Dennoch behält San Francisco seinen hart erkämpften Stolz und seinen Ruhm. Und beide waren am 25. Juni zu sehen. Es war der Tag der Pride-Parade, und keine andere Stadt veranstaltet Pride mit dem bürgerlichen Flair und der Zuneigung San Franciscos. Das Civic Center, eine Gegend, die die Franziskaner oft meiden, war voller Festlichkeiten. Auf der anderen Straßenseite, in der Davies Symphony Hall, bot das San Francisco Symphony ein glanzvolles Klavierkonzert wie kein anderes.

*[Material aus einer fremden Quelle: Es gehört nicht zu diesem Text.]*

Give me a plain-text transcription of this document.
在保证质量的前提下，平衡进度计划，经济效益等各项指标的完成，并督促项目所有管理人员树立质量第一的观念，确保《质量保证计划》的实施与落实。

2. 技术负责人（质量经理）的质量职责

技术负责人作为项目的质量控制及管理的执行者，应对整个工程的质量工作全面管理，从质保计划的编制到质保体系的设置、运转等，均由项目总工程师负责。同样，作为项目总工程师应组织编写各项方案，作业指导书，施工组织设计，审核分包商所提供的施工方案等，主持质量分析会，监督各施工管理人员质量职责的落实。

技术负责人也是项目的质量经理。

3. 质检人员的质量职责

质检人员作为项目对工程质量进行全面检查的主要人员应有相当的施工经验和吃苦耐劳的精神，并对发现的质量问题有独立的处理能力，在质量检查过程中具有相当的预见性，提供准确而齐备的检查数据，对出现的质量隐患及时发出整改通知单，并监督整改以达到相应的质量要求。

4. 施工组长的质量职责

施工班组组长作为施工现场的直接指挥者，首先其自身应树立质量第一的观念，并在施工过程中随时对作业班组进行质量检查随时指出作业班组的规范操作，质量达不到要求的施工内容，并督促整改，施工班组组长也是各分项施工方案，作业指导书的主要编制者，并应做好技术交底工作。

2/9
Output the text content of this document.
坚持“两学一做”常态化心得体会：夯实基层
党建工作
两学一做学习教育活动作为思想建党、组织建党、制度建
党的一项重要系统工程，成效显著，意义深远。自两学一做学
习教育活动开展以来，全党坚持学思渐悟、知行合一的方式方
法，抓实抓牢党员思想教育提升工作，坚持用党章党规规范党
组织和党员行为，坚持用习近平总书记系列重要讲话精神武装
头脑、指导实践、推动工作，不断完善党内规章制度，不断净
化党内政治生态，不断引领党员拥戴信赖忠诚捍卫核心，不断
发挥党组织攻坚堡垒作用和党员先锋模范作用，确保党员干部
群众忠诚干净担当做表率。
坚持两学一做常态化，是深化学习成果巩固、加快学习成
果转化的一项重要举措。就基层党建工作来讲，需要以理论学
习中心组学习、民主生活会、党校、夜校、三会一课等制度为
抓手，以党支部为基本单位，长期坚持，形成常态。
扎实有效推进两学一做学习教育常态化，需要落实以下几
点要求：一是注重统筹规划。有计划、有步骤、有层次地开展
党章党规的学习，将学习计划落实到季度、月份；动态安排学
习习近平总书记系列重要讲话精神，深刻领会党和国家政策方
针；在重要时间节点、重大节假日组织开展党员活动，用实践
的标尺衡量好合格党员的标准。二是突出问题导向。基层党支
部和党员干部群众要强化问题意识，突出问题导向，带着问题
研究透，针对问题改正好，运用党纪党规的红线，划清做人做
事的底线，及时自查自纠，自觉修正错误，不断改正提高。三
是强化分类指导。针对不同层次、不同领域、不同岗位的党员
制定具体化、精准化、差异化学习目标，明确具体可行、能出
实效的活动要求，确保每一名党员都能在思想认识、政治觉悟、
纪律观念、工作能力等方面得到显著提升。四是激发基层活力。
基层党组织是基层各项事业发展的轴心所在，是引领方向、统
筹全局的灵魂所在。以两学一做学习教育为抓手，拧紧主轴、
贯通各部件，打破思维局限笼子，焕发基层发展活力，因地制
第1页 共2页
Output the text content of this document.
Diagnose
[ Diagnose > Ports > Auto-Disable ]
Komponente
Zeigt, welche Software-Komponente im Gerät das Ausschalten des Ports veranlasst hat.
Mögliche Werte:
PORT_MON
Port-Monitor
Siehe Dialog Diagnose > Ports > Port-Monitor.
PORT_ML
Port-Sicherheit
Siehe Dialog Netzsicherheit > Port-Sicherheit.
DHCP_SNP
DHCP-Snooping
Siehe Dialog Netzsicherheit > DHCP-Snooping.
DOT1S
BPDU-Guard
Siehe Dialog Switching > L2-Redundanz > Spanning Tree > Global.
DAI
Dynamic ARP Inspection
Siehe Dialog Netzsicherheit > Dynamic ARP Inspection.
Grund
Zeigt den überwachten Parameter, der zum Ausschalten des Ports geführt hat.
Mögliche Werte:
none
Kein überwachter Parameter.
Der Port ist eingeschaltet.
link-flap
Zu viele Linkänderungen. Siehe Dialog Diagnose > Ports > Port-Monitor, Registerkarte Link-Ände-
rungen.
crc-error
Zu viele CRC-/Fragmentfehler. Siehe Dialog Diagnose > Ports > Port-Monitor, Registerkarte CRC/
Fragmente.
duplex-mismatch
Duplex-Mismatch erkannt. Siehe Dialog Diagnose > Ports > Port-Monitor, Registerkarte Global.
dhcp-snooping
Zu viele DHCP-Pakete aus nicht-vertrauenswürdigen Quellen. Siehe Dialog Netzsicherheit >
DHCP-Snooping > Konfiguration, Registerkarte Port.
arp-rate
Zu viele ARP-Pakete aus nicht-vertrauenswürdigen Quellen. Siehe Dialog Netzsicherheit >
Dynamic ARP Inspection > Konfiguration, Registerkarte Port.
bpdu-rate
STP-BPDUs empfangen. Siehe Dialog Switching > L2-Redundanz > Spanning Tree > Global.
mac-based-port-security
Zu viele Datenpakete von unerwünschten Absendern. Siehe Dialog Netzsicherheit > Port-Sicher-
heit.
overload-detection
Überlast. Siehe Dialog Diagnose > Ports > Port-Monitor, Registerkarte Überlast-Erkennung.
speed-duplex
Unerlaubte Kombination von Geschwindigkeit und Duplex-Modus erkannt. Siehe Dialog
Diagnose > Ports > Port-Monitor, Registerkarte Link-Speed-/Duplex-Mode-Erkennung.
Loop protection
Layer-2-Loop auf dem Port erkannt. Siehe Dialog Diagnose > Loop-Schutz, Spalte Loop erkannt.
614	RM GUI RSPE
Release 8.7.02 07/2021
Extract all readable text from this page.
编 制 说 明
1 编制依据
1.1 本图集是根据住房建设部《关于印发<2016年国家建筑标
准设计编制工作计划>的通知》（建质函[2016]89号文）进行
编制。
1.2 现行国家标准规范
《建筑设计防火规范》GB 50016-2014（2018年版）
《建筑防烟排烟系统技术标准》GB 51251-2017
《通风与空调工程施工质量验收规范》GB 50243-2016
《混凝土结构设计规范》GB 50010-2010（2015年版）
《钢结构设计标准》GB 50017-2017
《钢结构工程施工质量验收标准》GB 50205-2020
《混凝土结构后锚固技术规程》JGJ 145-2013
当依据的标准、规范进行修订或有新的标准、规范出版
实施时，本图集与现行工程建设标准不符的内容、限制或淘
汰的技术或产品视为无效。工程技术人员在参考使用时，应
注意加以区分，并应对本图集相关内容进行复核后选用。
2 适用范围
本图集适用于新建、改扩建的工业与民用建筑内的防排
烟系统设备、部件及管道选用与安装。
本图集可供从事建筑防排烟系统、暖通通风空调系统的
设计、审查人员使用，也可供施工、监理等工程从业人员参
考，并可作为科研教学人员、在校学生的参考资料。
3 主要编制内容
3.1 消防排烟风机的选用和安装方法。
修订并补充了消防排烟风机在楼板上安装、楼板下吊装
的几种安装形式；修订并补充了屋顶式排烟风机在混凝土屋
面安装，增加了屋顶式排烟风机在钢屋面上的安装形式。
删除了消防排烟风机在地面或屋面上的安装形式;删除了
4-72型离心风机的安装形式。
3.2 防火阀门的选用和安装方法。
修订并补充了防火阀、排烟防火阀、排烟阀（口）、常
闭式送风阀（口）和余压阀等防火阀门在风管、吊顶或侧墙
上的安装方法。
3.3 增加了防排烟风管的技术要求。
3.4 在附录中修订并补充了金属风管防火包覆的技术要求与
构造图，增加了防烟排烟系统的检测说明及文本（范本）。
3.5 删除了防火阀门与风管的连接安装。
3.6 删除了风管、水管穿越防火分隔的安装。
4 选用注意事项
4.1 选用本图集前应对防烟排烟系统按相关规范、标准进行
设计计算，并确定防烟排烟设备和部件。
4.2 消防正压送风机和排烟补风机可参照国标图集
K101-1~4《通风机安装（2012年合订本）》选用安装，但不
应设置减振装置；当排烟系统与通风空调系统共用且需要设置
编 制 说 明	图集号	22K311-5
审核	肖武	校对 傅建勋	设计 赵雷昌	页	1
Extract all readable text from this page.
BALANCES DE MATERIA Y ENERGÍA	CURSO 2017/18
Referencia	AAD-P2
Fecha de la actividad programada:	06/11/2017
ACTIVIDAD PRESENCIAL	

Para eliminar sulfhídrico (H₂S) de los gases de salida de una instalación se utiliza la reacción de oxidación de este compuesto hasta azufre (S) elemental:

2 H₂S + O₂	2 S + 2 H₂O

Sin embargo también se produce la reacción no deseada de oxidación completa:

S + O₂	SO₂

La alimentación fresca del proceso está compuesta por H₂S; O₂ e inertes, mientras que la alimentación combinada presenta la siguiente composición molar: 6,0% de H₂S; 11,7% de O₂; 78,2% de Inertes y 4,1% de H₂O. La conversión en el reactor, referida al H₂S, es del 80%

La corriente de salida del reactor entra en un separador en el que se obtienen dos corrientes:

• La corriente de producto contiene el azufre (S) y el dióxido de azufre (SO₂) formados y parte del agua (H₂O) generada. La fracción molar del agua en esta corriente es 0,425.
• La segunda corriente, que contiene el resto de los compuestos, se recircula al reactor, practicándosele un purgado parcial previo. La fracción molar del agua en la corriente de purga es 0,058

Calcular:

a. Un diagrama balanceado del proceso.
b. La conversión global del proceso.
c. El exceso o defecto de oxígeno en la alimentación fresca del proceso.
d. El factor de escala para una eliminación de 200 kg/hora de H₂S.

Busonis atemberaubendes Klavierkonzert unter der Leitung von Musikdirektor Esa-Pekka Salonen, das als Vorzeigemodell für Igor Levit als übermenschlichen Solisten diente, war das volle Programm. Das Konzert wurde zwischen 1902 und 1904 geschrieben. Es dauert 75 Minuten. Der Klavierpart stellt die Vorstellung davon in Frage, was auf der Tastatur menschlich möglich ist.

Darin blickt Busoni zur Inspiration auf das 19. Jahrhundert zurück und blickt auf die modernistischen Versprechen des 20. Jahrhunderts. Sein klanglicher Blick reicht über Europa hinaus in den Osten und den äußersten Westen, und der Komponist findet überall Perspektiven von universeller Substanz und Spiritualität.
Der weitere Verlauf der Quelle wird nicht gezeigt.